OPINIÓN
Una tarde de septiembre
Nuestro poder quedó en evidencia un día cualquiera, y entendimos que somos una sociedad vulnerable
Recuerdo que aquella tarde de septiembre de 2001 me encontraba jugando un partido de tenis. Solíamos ser habituales de las canchas durante julio y agosto, y siempre aprovechábamos las dos primeras semanas de septiembre para dar los últimos golpes del verano.
Un muchacho, no recuerdo ... quién, apareció entre las canchas diciendo que un avión se había estrellado contra las Torres Gemelas. Creo que, en ese momento, no éramos plenamente conscientes de lo que simbolizaban esas torres, ni de lo que significaba el terrorismo islámico. Pero, claro, pronto lo supimos, y estoy seguro de que más de uno de nuestra generación ha tenido algún susto en algún aeropuerto europeo.
No conservo muchos detalles de lo que ocurrió después. No recuerdo exactamente cómo vi las noticias: el especial de la tarde, las noticias de la noche, mientras merendaba o cenaba. Pero algo se me quedó grabado para el resto de mi vida, algo que aún recuerdo más de veinte años después: aquellas personas que se lanzaban por las ventanas. La duda que provocaban esas imágenes captadas en directo, la desesperación de quienes renunciaban a morir quemados y elegían lanzarse al vacío. Las imágenes del avión estrellándose una y otra vez, con un Matías Prats visiblemente conmocionado, haciendo su trabajo de la mejor manera posible.
Más de dos décadas después, los de mi generación, nacidos a partir de los años 80, hemos tenido que enfrentarnos, nos guste o no, al impacto de ese día. Con o sin teorías conspirativas, marcó un antes y un después para Occidente. No somos los mejores, ni los más poderosos, ni los más ricos. Nuestro poder quedó en evidencia un día cualquiera, y entendimos que somos una sociedad vulnerable. No aprendimos nada de aquello, y años más tarde, con la llegada de la pandemia, volvimos a mostrar nuestras miserias.

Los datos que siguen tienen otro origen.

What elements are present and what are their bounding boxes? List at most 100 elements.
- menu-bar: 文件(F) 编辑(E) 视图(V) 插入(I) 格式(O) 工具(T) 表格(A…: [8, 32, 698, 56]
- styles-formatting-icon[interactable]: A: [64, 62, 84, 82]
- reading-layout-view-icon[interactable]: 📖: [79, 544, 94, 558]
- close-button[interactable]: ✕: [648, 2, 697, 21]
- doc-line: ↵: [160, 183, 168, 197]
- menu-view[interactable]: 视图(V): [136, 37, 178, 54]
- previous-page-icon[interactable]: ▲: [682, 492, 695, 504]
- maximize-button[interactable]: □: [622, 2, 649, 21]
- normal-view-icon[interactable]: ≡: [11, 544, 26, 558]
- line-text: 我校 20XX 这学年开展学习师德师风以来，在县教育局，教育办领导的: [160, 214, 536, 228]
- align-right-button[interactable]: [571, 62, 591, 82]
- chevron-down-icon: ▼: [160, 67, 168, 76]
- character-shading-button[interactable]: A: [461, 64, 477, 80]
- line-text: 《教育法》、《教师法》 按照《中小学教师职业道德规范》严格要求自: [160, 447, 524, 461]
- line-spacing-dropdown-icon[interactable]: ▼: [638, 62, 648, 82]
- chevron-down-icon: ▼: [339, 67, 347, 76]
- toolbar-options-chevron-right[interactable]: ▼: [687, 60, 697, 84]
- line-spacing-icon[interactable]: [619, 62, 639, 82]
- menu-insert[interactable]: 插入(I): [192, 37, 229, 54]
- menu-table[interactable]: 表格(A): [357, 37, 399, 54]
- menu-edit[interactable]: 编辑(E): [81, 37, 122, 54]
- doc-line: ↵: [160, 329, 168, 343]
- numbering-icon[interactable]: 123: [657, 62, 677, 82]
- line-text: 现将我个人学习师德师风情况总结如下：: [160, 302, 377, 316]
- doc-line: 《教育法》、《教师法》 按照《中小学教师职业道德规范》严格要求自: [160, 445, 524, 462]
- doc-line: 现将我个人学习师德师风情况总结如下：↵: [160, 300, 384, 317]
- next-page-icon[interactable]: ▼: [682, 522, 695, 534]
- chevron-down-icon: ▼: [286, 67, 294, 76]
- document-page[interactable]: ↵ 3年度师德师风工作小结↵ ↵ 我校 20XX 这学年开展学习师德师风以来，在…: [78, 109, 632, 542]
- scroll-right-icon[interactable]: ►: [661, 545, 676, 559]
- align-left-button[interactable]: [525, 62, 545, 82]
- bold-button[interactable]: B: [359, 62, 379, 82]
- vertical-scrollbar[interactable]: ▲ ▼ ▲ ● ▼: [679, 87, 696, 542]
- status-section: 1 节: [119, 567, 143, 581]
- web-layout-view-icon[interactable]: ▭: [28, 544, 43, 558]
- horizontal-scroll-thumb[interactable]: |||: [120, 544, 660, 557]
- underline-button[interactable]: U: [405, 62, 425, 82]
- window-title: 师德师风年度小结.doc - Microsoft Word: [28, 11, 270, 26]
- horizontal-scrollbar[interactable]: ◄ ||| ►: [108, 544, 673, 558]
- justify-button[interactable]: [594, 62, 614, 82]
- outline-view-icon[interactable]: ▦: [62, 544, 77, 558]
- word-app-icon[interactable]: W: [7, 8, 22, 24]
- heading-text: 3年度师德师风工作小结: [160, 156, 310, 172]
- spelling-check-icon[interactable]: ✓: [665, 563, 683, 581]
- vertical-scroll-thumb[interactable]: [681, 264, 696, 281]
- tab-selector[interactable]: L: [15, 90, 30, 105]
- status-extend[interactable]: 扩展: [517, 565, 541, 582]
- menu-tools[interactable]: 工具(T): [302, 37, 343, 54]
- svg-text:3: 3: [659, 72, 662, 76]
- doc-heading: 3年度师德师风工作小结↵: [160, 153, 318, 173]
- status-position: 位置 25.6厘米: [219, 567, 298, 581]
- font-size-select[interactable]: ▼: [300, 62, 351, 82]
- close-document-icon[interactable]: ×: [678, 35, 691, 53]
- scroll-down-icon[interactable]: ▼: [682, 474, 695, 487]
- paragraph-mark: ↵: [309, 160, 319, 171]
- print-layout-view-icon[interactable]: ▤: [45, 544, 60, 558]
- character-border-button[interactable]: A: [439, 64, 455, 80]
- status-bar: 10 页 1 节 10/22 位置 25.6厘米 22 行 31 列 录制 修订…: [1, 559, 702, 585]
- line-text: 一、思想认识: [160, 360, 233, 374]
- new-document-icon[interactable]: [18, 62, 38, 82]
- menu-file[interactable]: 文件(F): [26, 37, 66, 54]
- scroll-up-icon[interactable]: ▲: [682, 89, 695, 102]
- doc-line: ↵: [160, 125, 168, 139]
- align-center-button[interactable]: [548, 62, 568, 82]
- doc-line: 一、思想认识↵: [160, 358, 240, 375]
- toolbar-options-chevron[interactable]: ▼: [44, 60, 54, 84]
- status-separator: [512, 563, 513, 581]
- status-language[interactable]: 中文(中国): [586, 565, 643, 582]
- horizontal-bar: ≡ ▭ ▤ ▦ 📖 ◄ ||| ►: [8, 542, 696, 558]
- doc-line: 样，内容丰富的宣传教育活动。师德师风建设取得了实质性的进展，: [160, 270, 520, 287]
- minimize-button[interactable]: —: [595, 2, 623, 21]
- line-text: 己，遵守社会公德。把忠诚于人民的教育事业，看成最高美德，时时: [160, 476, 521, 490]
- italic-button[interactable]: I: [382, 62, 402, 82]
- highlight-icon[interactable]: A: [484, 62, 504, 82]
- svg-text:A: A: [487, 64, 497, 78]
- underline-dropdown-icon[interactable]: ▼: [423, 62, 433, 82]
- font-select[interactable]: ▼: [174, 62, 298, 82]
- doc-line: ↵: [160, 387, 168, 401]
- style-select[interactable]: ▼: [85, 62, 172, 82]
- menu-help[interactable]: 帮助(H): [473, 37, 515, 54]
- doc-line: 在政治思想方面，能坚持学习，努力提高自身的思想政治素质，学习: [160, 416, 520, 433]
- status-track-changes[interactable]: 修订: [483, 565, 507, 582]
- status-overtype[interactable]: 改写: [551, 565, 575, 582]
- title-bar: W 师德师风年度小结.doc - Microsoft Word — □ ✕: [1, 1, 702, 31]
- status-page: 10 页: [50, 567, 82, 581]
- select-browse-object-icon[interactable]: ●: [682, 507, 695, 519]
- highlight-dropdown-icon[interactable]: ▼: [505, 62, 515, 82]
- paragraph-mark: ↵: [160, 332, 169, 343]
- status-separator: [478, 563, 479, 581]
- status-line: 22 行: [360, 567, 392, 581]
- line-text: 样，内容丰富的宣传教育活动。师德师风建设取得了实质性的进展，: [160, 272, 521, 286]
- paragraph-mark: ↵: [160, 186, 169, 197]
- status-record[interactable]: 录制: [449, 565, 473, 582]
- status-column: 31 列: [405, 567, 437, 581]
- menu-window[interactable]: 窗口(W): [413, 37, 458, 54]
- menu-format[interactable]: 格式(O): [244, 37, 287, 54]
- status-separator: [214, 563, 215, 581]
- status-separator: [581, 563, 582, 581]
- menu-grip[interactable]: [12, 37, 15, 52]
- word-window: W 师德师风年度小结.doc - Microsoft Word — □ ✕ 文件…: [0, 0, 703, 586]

Insisto en la idea de que hemos tenido que reeducarnos en esa vulnerabilidad. Unos años después del atentado, algunos comenzábamos nuestras carreras profesionales, emprendíamos negocios. Y entonces llegó la crisis financiera, una de las más grandes de nuestra era. Y, en el fondo, creo que no aprendimos nada, al menos aquellos que dependemos de otros, de esa generación anterior que aún se cree invencible.
Estoy un poco cansado de escuchar que hemos criado a una juventud que lo tiene todo, que no sabe lo que es el esfuerzo o el sacrificio, que desconoce lo que significa la renuncia. A veces no puedo evitar mirar con cierto desdén a quienes dicen eso, quienes desprecian lo que simboliza mi generación y la que viene detrás.
Seamos sinceros: ¿tenemos algo aparte de una sensación constante de colapso? Los que nacieron a mediados de los noventa han vivido en una crisis continua, no conocen una época de verdadera bonanza.
Después de todo, entiendo el endeudamiento infinito al que nos han sometido los mandatarios europeos tras la pandemia. Entiendo esta deuda basada en el consumo, en salir, en gastar, como si el mundo fuera a acabarse. Al menos han contribuido a retrasar el derrumbe de esta hegemonía. Algo más de veinte años después, comprendo que todo empezó con un fatídico 11 de septiembre.